Ben poco da dire, invece, sul manifesto che ritrae un drappello di camice nere dell’epoca e recante la scritta “8 settembre 1943. Arrendersi? Mai!”, in evidente riferimento alla data in cui il generale Badoglio annunciò la resa dell’Italia. Qui l’apologia del fascismo si concreta nell’elogio di chi in quel frangente decise di rimanere fedele al regime ormai allo sbando mettendosi a disposizione dell’invasore nazista.

Nella vicenda di Milano spicca il comportamento tenuto dalla direzione dell’Università Cattolica, che ha incredibilmente autorizzato l’affissione di quei manifesti apponendovi il proprio timbro. Goffa la giustificazione addotta dalla Direzione, secondo cui “Il contenuto di quei manifesti non esprime le posizioni dell’ateneo ma quelle degli studenti, che hanno la piena libertà di affissione purché il contenuto dei manifesti non sia offensivo o penalmente rilevante”. Come appena visto, quel contenuto è penalmente rilevante eccome! Tecnicamente, chi ha di persona consentito l’affissione di quei manifesti è concorso nel reato di apologia del fascismo.

Va inoltre chiarito un aspetto. Esponenti del Cuib, nel tentativo di sostenere la legittimità di quei manifesti, dicono che “le croci celtiche non sono vietate, tranne che allo stadio”.

Non è affatto così.

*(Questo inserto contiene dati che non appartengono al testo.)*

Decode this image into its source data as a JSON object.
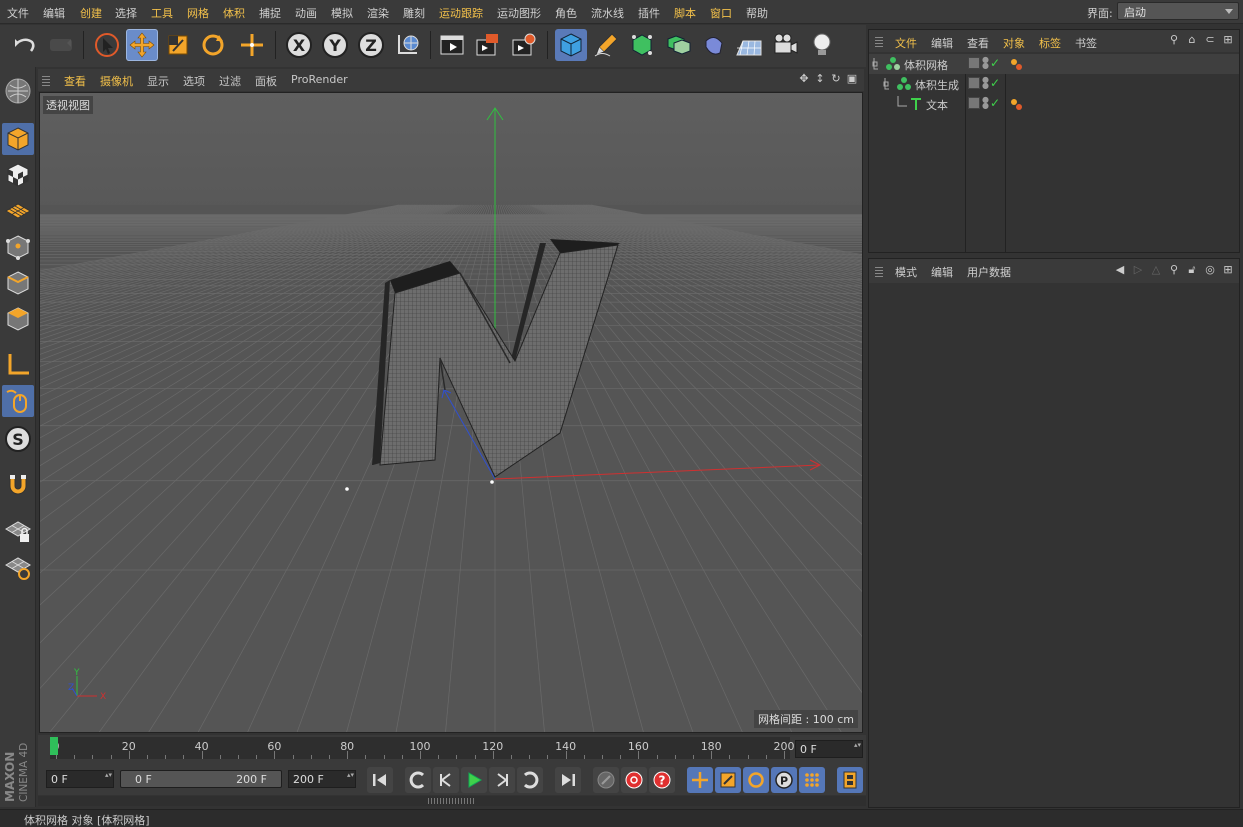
{
  "menubar": {
    "items": [
      "文件",
      "编辑",
      "创建",
      "选择",
      "工具",
      "网格",
      "体积",
      "捕捉",
      "动画",
      "模拟",
      "渲染",
      "雕刻",
      "运动跟踪",
      "运动图形",
      "角色",
      "流水线",
      "插件",
      "脚本",
      "窗口",
      "帮助"
    ],
    "highlighted": [
      2,
      4,
      5,
      6,
      12,
      17,
      18
    ],
    "layout_label": "界面:",
    "layout_value": "启动"
  },
  "toolbar": {
    "axis_x": "X",
    "axis_y": "Y",
    "axis_z": "Z",
    "icons": [
      "undo-icon",
      "redo-icon",
      "live-select-icon",
      "move-icon",
      "scale-icon",
      "rotate-icon",
      "recent-tool-icon",
      "lock-x-icon",
      "lock-y-icon",
      "lock-z-icon",
      "coordinate-system-icon",
      "render-view-icon",
      "render-picture-viewer-icon",
      "render-settings-icon",
      "cube-icon",
      "pen-icon",
      "subdivision-icon",
      "array-icon",
      "deformer-icon",
      "floor-icon",
      "camera-icon",
      "light-icon"
    ]
  },
  "viewport": {
    "menu": [
      "查看",
      "摄像机",
      "显示",
      "选项",
      "过滤",
      "面板",
      "ProRender"
    ],
    "highlighted": [
      0,
      1
    ],
    "label": "透视视图",
    "grid_info": "网格间距 : 100 cm",
    "axis_y": "Y",
    "axis_z": "Z",
    "axis_x": "X"
  },
  "timeline": {
    "ticks": [
      "0",
      "20",
      "40",
      "60",
      "80",
      "100",
      "120",
      "140",
      "160",
      "180",
      "200"
    ],
    "current_frame": "0 F",
    "start_frame": "0 F",
    "range_start": "0 F",
    "range_end": "200 F",
    "end_frame": "200 F"
  },
  "object_manager": {
    "menu": [
      "文件",
      "编辑",
      "查看",
      "对象",
      "标签",
      "书签"
    ],
    "highlighted": [
      0,
      3,
      4
    ],
    "objects": [
      {
        "name": "体积网格",
        "indent": 0
      },
      {
        "name": "体积生成",
        "indent": 1
      },
      {
        "name": "文本",
        "indent": 2
      }
    ]
  },
  "attribute_manager": {
    "menu": [
      "模式",
      "编辑",
      "用户数据"
    ]
  },
  "statusbar": {
    "text": "体积网格 对象 [体积网格]"
  },
  "branding": {
    "maxon": "MAXON",
    "product": "CINEMA 4D"
  },
  "colors": {
    "accent_yellow": "#f2c04a",
    "active_blue": "#6a8cc9",
    "axis_x": "#e03030",
    "axis_y": "#30c040",
    "axis_z": "#3050d0",
    "playhead": "#2fbf5a"
  }
}
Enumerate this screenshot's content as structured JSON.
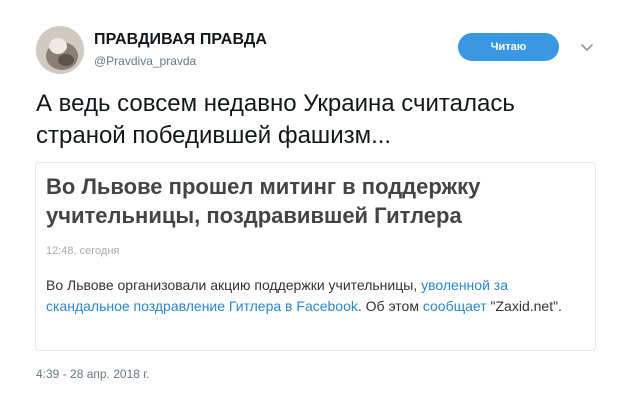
{
  "author": {
    "name": "ПРАВДИВАЯ ПРАВДА",
    "handle": "@Pravdiva_pravda"
  },
  "follow_button": {
    "label": "Читаю"
  },
  "icons": {
    "avatar": "avatar-image",
    "more": "chevron-down-icon"
  },
  "tweet": {
    "text": "А ведь совсем недавно Украина считалась страной победившей фашизм...",
    "timestamp": "4:39 - 28 апр. 2018 г."
  },
  "card": {
    "title": "Во Львове прошел митинг в поддержку учительницы, поздравившей Гитлера",
    "time": "12:48, сегодня",
    "body_part1": "Во Львове организовали акцию поддержки учительницы, ",
    "body_link1": "уволенной за скандальное поздравление Гитлера в Facebook",
    "body_part2": ". Об этом ",
    "body_link2": "сообщает",
    "body_part3": " \"Zaxid.net\"."
  },
  "colors": {
    "accent": "#3a98e3",
    "link": "#2a86c9",
    "muted": "#657786"
  }
}
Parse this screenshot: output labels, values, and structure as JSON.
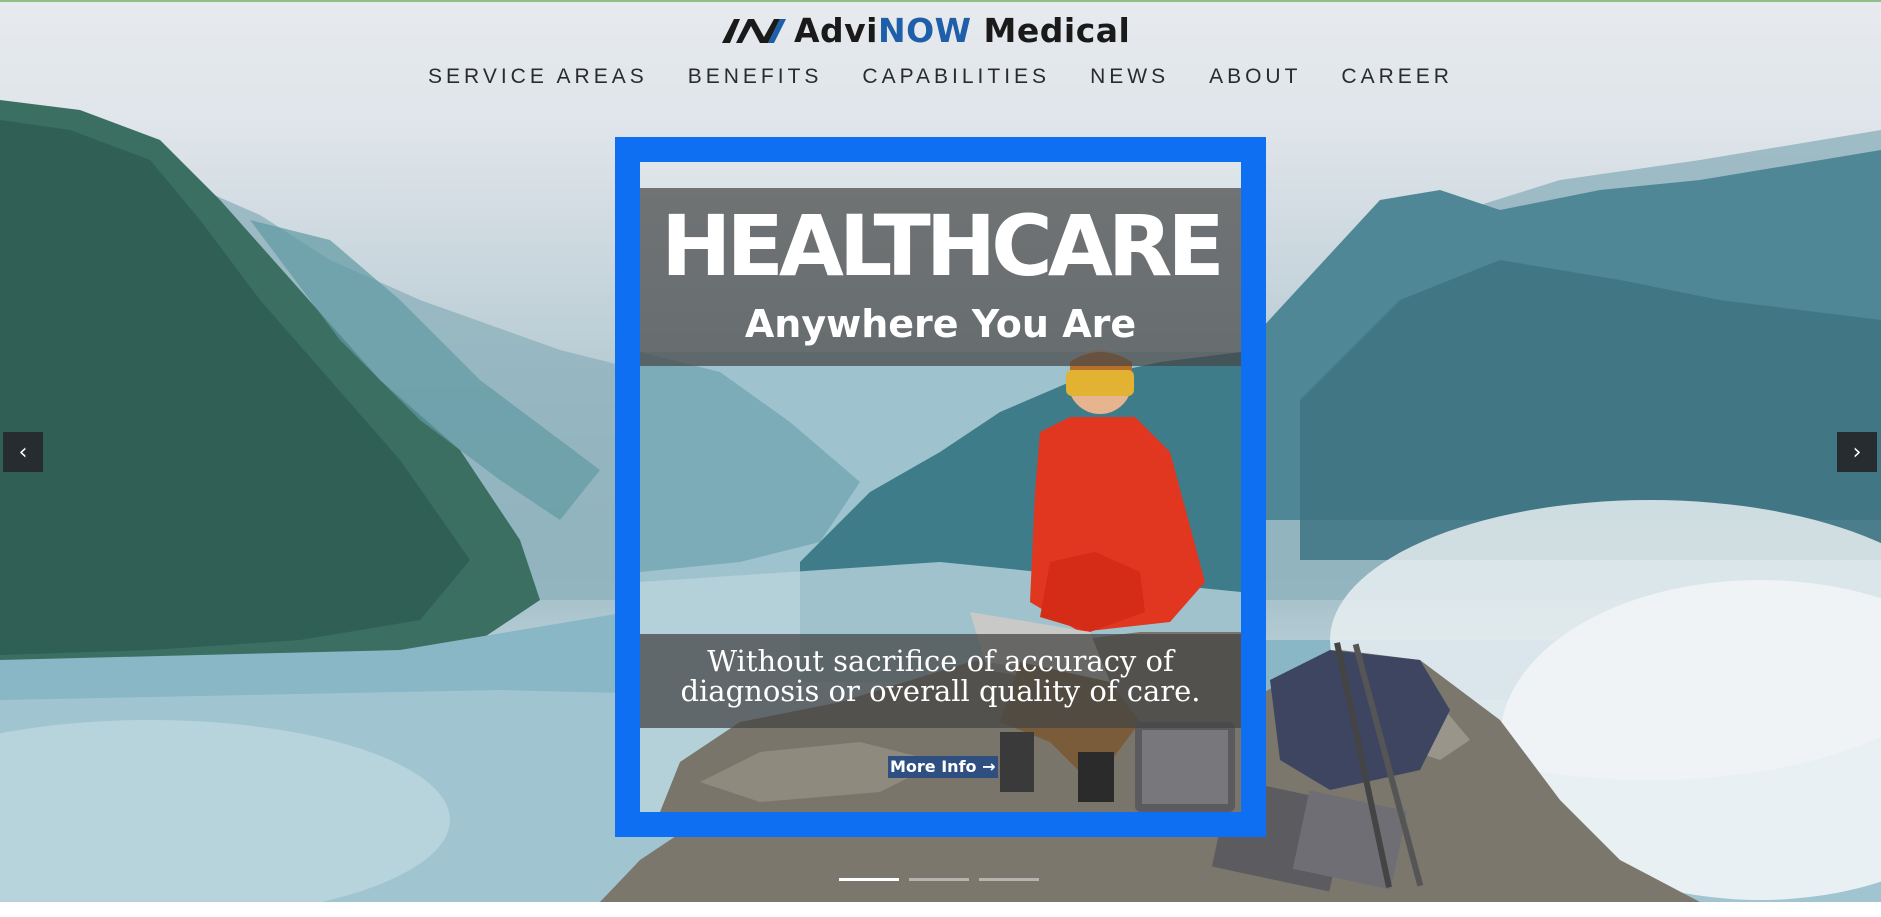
{
  "brand": {
    "prefix": "Advi",
    "highlight": "NOW",
    "suffix": " Medical",
    "colors": {
      "dark": "#1a1a1a",
      "blue": "#1f5ea8"
    }
  },
  "nav": {
    "items": [
      {
        "label": "SERVICE AREAS"
      },
      {
        "label": "BENEFITS"
      },
      {
        "label": "CAPABILITIES"
      },
      {
        "label": "NEWS"
      },
      {
        "label": "ABOUT"
      },
      {
        "label": "CAREER"
      }
    ]
  },
  "slide": {
    "title": "HEALTHCARE",
    "subtitle": "Anywhere You Are",
    "description": "Without sacrifice of accuracy of diagnosis or overall quality of care.",
    "cta_label": "More Info →",
    "frame_color": "#0f6ff2"
  },
  "carousel": {
    "prev_icon": "chevron-left-icon",
    "next_icon": "chevron-right-icon",
    "prev_glyph": "‹",
    "next_glyph": "›",
    "slide_count": 3,
    "active_index": 0
  }
}
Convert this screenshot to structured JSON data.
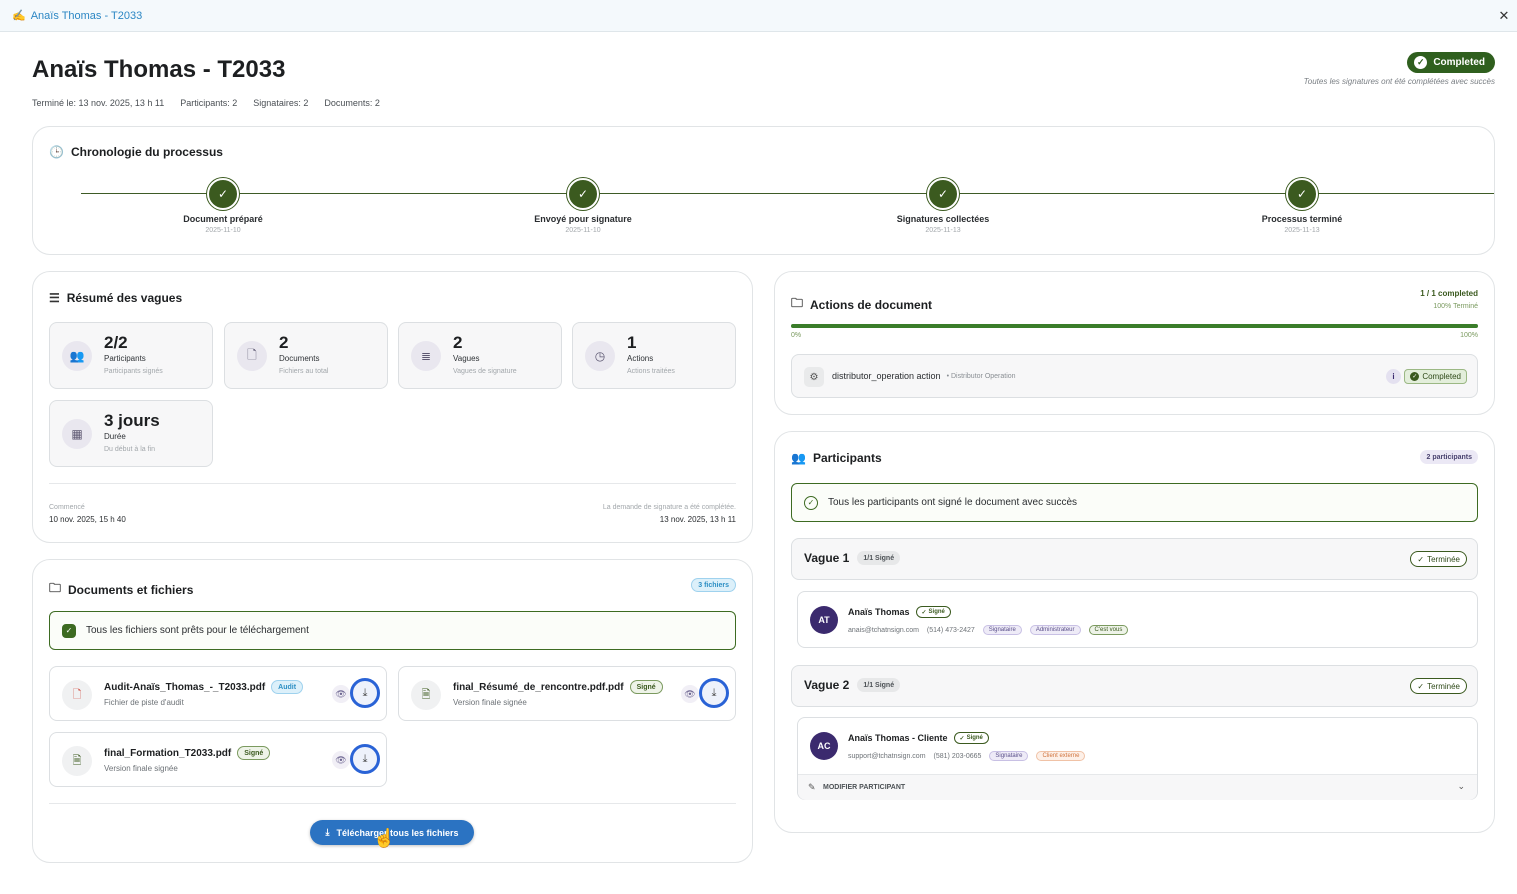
{
  "window": {
    "title": "Anaïs Thomas - T2033",
    "close": "✕"
  },
  "header": {
    "title": "Anaïs Thomas - T2033",
    "meta": {
      "finished": "Terminé le: 13 nov. 2025, 13 h 11",
      "participants": "Participants: 2",
      "signers": "Signataires: 2",
      "documents": "Documents: 2"
    },
    "status": "Completed",
    "status_note": "Toutes les signatures ont été complétées avec succès"
  },
  "timeline": {
    "title": "Chronologie du processus",
    "steps": [
      {
        "label": "Document préparé",
        "date": "2025-11-10"
      },
      {
        "label": "Envoyé pour signature",
        "date": "2025-11-10"
      },
      {
        "label": "Signatures collectées",
        "date": "2025-11-13"
      },
      {
        "label": "Processus terminé",
        "date": "2025-11-13"
      }
    ]
  },
  "summary": {
    "title": "Résumé des vagues",
    "stats": [
      {
        "icon": "users-icon",
        "value": "2/2",
        "label": "Participants",
        "sub": "Participants signés"
      },
      {
        "icon": "document-icon",
        "value": "2",
        "label": "Documents",
        "sub": "Fichiers au total"
      },
      {
        "icon": "layers-icon",
        "value": "2",
        "label": "Vagues",
        "sub": "Vagues de signature"
      },
      {
        "icon": "clock-icon",
        "value": "1",
        "label": "Actions",
        "sub": "Actions traitées"
      },
      {
        "icon": "calendar-icon",
        "value": "3 jours",
        "label": "Durée",
        "sub": "Du début à la fin"
      }
    ],
    "started_label": "Commencé",
    "started_value": "10 nov. 2025, 15 h 40",
    "completed_label": "La demande de signature a été complétée.",
    "completed_value": "13 nov. 2025, 13 h 11"
  },
  "documents": {
    "title": "Documents et fichiers",
    "count_badge": "3 fichiers",
    "ready_banner": "Tous les fichiers sont prêts pour le téléchargement",
    "files": [
      {
        "name": "Audit-Anaïs_Thomas_-_T2033.pdf",
        "badge": "Audit",
        "sub": "Fichier de piste d'audit"
      },
      {
        "name": "final_Résumé_de_rencontre.pdf.pdf",
        "badge": "Signé",
        "sub": "Version finale signée"
      },
      {
        "name": "final_Formation_T2033.pdf",
        "badge": "Signé",
        "sub": "Version finale signée"
      }
    ],
    "download_all": "Télécharger tous les fichiers"
  },
  "actions": {
    "title": "Actions de document",
    "completed_count": "1 / 1 completed",
    "percent_label": "100% Terminé",
    "progress": 1.0,
    "min_label": "0%",
    "max_label": "100%",
    "row": {
      "name": "distributor_operation action",
      "type": "• Distributor Operation",
      "status": "Completed"
    }
  },
  "participants": {
    "title": "Participants",
    "count_badge": "2 participants",
    "success_banner": "Tous les participants ont signé le document avec succès",
    "waves": [
      {
        "title": "Vague 1",
        "signed_badge": "1/1 Signé",
        "status": "Terminée",
        "person": {
          "initials": "AT",
          "name": "Anaïs Thomas",
          "signed": "Signé",
          "email": "anais@tchatnsign.com",
          "phone": "(514) 473-2427",
          "tags": [
            "Signataire",
            "Administrateur",
            "C'est vous"
          ]
        }
      },
      {
        "title": "Vague 2",
        "signed_badge": "1/1 Signé",
        "status": "Terminée",
        "person": {
          "initials": "AC",
          "name": "Anaïs Thomas - Cliente",
          "signed": "Signé",
          "email": "support@tchatnsign.com",
          "phone": "(581) 203-0665",
          "tags": [
            "Signataire",
            "Client externe"
          ]
        },
        "modify": "MODIFIER PARTICIPANT"
      }
    ]
  },
  "colors": {
    "accent_green": "#3b5a1f",
    "primary_blue": "#2b73c2",
    "highlight_ring": "#2a63d6"
  }
}
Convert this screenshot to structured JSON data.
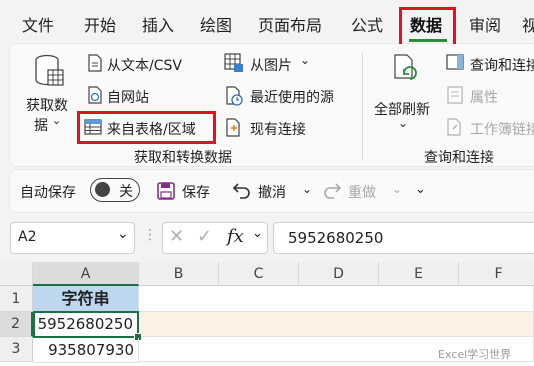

La già citata legge Mancino, nel voler porre un freno al dilagante fenomeno delle croci celtiche negli stadi, ha inserito all’art. 2, comma 2°, la seguente disposizione: “E’ vietato l’accesso ai luoghi dove si svolgono competizioni agonistiche alle persone che vi si recano con emblemi o simboli di cui al comma 1°. Il contravventore è punito con l’arresto da tre mesi a un anno”.

Ciò significa che chi viene pescato all’entrata di uno stadio mentre nasconde sotto i propri vestiti una bandiera con sopra una croce celtica, gli viene negato l’accesso e scatta la sanzione penale, anche se evidentemente quel simbolo non lo ha ancora ostentato. In altre parole, l’essere sorpreso all’ingresso degli stadi in un momento antecedente l’ostentazione del simbolo è sufficiente a far scattare quella sanzione penale che in qualsiasi altro luogo pubblico, sempre per effetto della legge Mancino, opera solo se quel simbolo viene esteriorizzato.